Thank you. Just to clarify - you're saying use something like tuck tape and/or expanding foam to seal gaps around the top plates to keep warm air trapped within the walls?
My original concern was that moisture would go through the ceiling materials and condense within the new insulation, leading to mould. If I understand correctly, new buildings have vapour barrier between interior wall materials and insulation to prevent this. If I understand that right, why would an old building not need the same thing?
Chris,
Almost all the moisture that moves though walls and ceilings piggybacks on air-leaks. That is primarily what the poly we still use up here in Canada is designed to stop. So it's mostly an air-barrier - but by custom, builders often still just call it a vapour-barrier.
The painted ceiling already provides you with a vapour-retarder, which will effectively deal with interior moisture moving through the ceiling by diffusion. So yes, sealing air-leaks is what you want to concentrate on. That will do a few things:
- Stop moist interior air making it's way into the attic.
- Reduce energy losses through air-leakage
- Reduce the stack effect - meaning less air will be drawn into the house at the lower levels to replace the air that is being lost.
Makes sense - thanks Malcom!
Chris,
Cheers.
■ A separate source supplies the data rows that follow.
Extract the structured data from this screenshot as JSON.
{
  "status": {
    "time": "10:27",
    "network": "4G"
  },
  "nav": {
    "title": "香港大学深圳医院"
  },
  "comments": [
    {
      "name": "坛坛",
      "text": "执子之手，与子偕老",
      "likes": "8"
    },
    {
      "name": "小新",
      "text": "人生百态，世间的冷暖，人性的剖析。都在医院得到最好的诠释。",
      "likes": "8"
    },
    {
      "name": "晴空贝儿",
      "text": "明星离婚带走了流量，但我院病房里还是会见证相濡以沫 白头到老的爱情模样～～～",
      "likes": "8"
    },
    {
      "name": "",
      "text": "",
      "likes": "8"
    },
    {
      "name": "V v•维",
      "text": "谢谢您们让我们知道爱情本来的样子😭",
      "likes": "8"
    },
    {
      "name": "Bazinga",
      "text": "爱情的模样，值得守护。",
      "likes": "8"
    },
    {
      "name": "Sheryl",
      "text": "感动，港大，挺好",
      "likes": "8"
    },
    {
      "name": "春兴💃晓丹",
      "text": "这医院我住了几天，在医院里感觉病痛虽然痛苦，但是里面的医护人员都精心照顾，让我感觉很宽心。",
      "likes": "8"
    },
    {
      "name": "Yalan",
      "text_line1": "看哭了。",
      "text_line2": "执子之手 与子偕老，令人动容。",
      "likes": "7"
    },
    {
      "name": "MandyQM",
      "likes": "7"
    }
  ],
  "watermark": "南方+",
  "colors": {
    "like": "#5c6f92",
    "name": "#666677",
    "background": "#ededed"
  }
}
I'm just up the coast from you in Shirley.
If you have a vented attic, any moisture that gets up there should go right through the insulation and get exhausted to the outdoors by the attic vents and airflow. You'll have condensation WITHIN the batts if the batts are contained in an assembly. In a typical attic, where you're insulating the floor (which is probably what you're doing here), moisture will move through the insulation and condense on the underside of the roof sheathing, not within the insulation itself.
All that said, I agree completely with Malcolm: do a good job of air sealing the attic floor prior to insulating and you'll have far less risk of any problems occuring down the road. You don't need a vapor barrier here.
Bill
Chris,
Bill makes a good point I missed in my reply. The dew point of air moving though walls or roofs is often in the permeable insulation. That doesn't matter until it reachs what is termed The First Condensing Surface of Interest, which is usually the exterior sheathing, and where it will accumulate. In a vented attic with insulation on the floor, the moisture just continues to move though it.